Start-up packages are given to new faculty hires. A number of elements can be found in start-up packages, which makes it important to define clearly what is being quantified. Systematic surveys of start-up funds began in earnest around 2000. Examples include surveys conducted by the University of Colorado at Boulder in 1999 and surveys conducted by the Council of Colleges of Arts & Sciences—the New Hires Survey and the 2000 Big 10+ Chemical Engineer-
ing Chairs Survey. Summarizing their data, Ehrenberg and Rizzo (2004) write, “at research universities, these [start-up packages needed to attract new faculty members in the sciences] cost an average of $300,000 to $500,000 for assistant professors and often well over $ 1 million for senior faculty.” A survey of start-up funds conducted by the Cornell Higher Education Research Institute (CHERI) in 2002 found:
At the new assistant professor level, with few exceptions, Carnegie Research I universities provide larger start-up packages than other universities in the sample, and private research universities provide larger start-up packages than public universities. When the departments are broken down into four broad fields, physics/astronomy, biology, chemistry, and engineering, the average reported start-up package for new assistant professors at private Research I universities varied across fields between $337,000 and $475,000. Estimates of the average high-end (most expensive) assistant professor start-up package costs at these institutions varied across fields from $587,000 to $725,000.[64]

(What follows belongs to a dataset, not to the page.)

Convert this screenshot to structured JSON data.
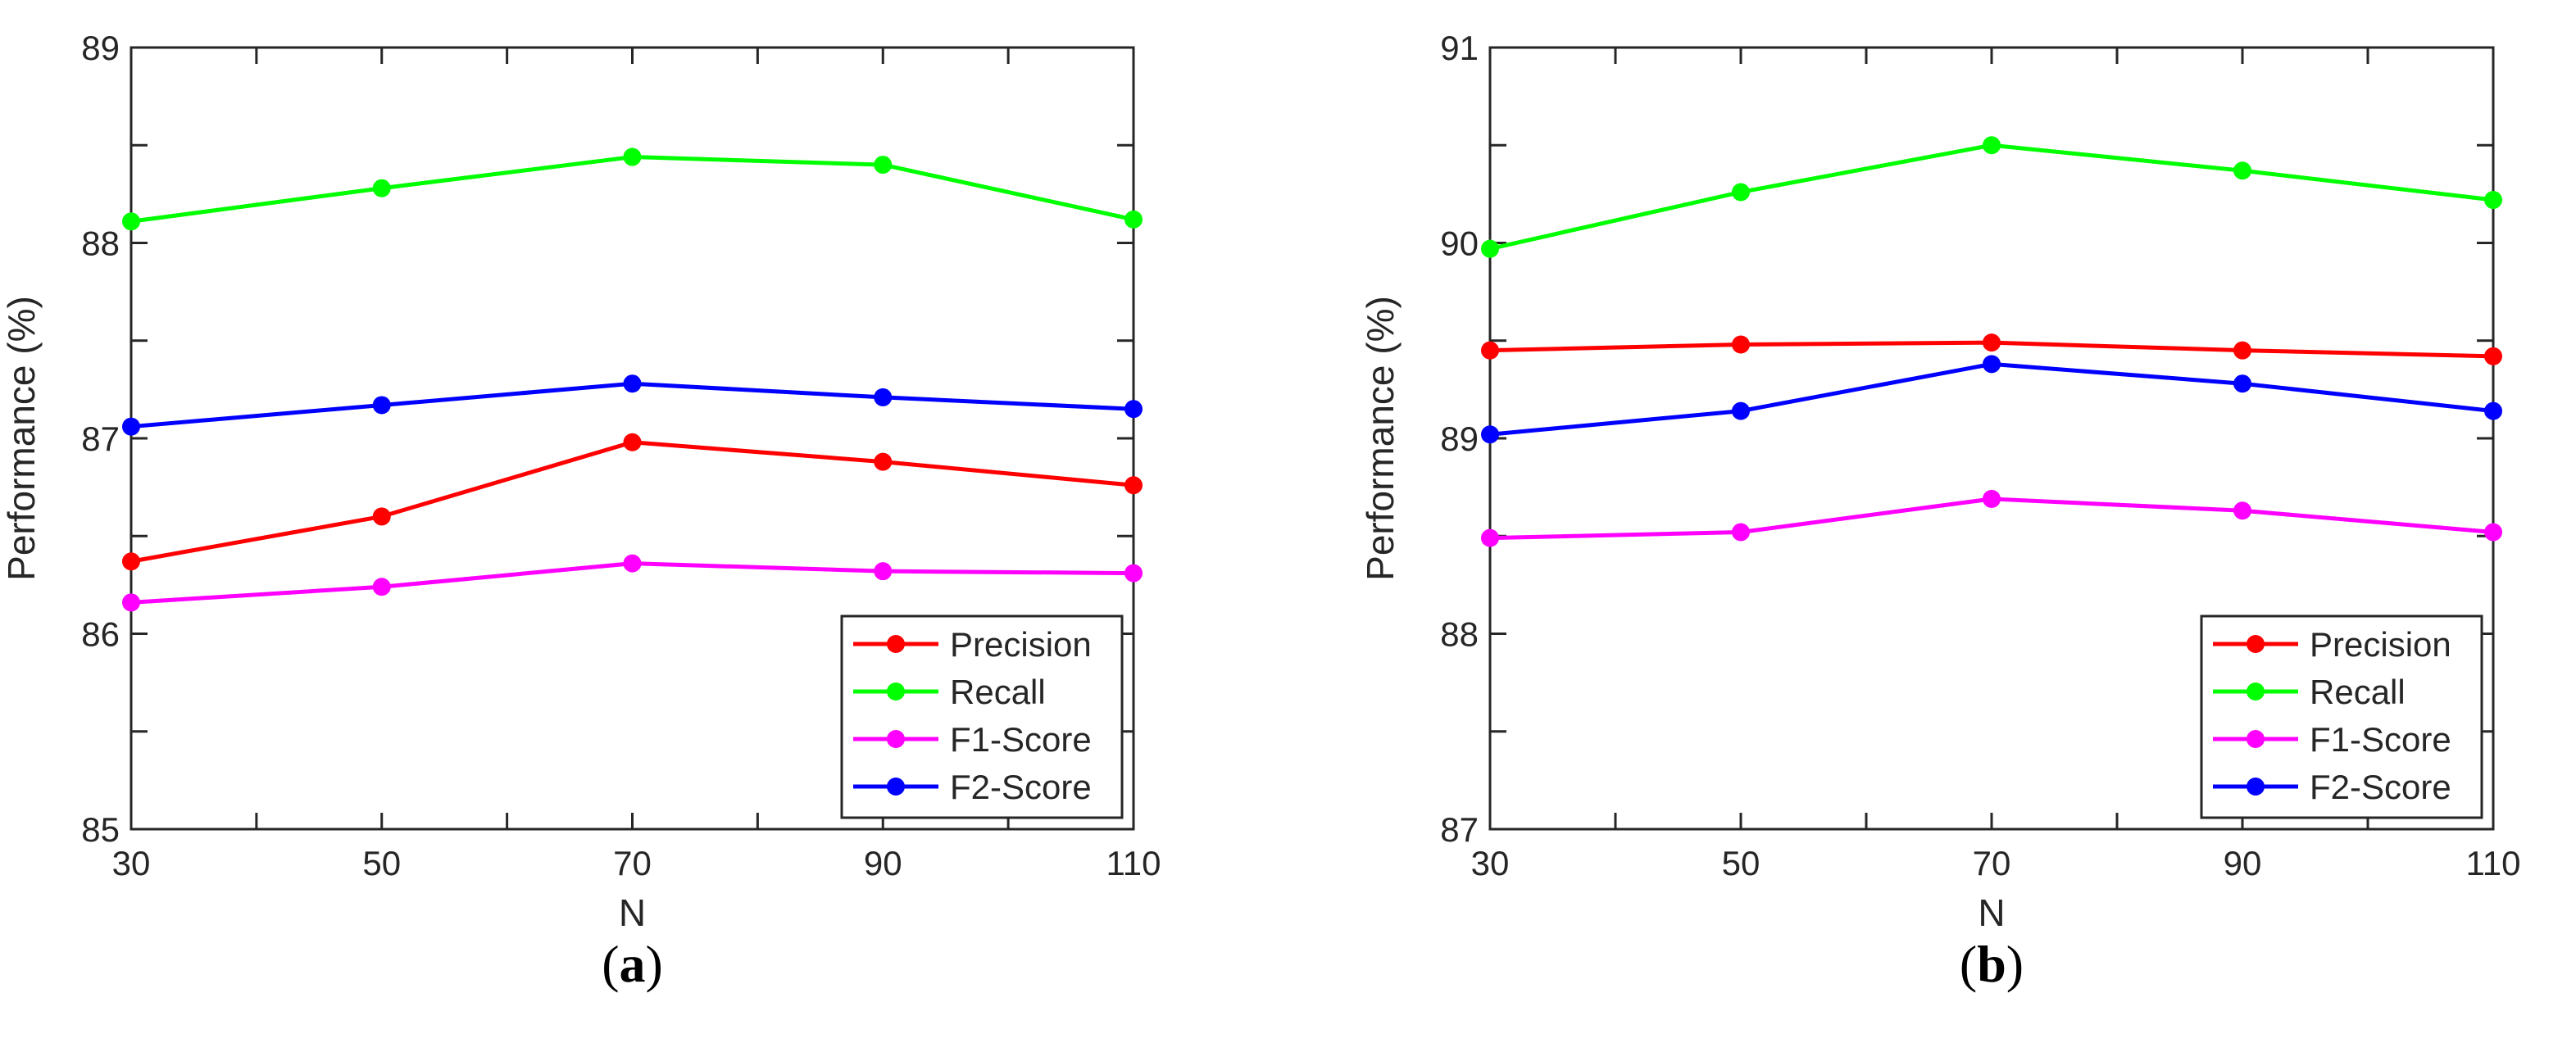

The data on start-up funds that is disaggregated by gender has been collected by individual institutions. A 2003 task force report at Princeton University, which collected data from five S&E departments, concluded “in the five departments examined, we found no statistical support for gender differences in start-up space, current space, or start-up financial packages. However, we did detect certain patterns. For example, the largest start-up packages have generally gone to men.” Both the committee’s faculty survey and departmental survey requested data on start-up costs. On the faculty survey, faculty who were tenured or tenure-track and hired after 1996 were asked, “When you were first hired at this institution, how much were you given in start-up funds?” Respondents were asked to break down start-up costs into four categories: equipment, renovation of lab space, staff (e. g., postdocs), and other.